Slovak-origin Czechoslovak military officer and politician (1928–2007)

Milán Václavík (28 March 1928 - 2 January 2007) was a Slovak-origin Czechoslovak military officer with the rank of colonel general. He served as defence minister from 1985 to 1989, being the last communist-era defence minister of Czechoslovakia.

==Early life==
Václavík was born in Predmier, Zilina district in Slovakia, on 28 March 1928. He held an engineering degree. In the 1950s he was sent to the Soviet Union for military training and attended the Frunze Military Academy and the General Staff Academy.

==Career==
Václavík worked as an engineer until 1949 when he joined the Czechoslovak People's Army. In the 1970s he served as deputy commander of the western military district. He was later promoted to the rank of colonel general. He served as first deputy chief of the army General Staff from 1983 to 11 January 1985.

He was appointed defence minister on 11 January 1985, replacing Martin Dzúr in the post.
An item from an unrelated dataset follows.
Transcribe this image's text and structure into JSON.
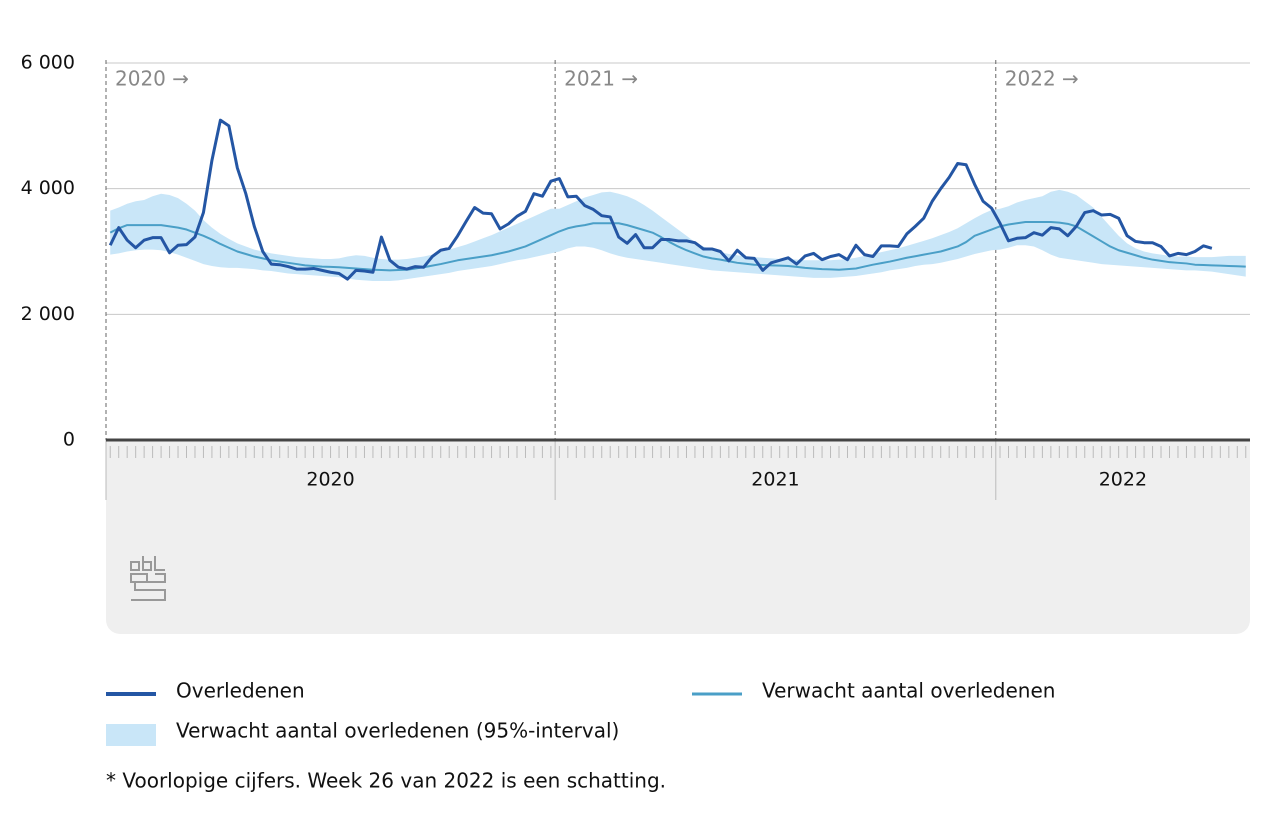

Václavík served in the cabinet led by Prime Minister Lubomír Štrougal under the President Gustáv Husák. Václavík became a member of the central committee of the Communist Party of Czechoslovakia soon after his appointment. He retained his post in the cabinet formed by Prime Minister Ladislav Adamec in October 1988.

On 29 November 1989 Václavík was asked by the Federal Assembly to answer the question to whom the Czechoslovak People's Army was subordinated. In response Václavík stated that it was subordinated to those who supported socialism, leading to concerns among the Czechoslovak parliamentarians. Upon this incident and due to the pressures on the Prime Minister Adamec to relieve him from the post he was removed from office. Then Miroslav Vacek became the new defense minister on 3 December 1989.

==Later years and death==
Following his removal from office Václavík lost all his credibility due to his support for the continuation of the communist regime in the country. He was prosecuted in January 1996 together with other former major Communist Party figures. All of them were charged with the illegal arming of the militia. In September 1996 Václavík was pardoned by the president Václav Havel because of poor health. Václavík died in 2007.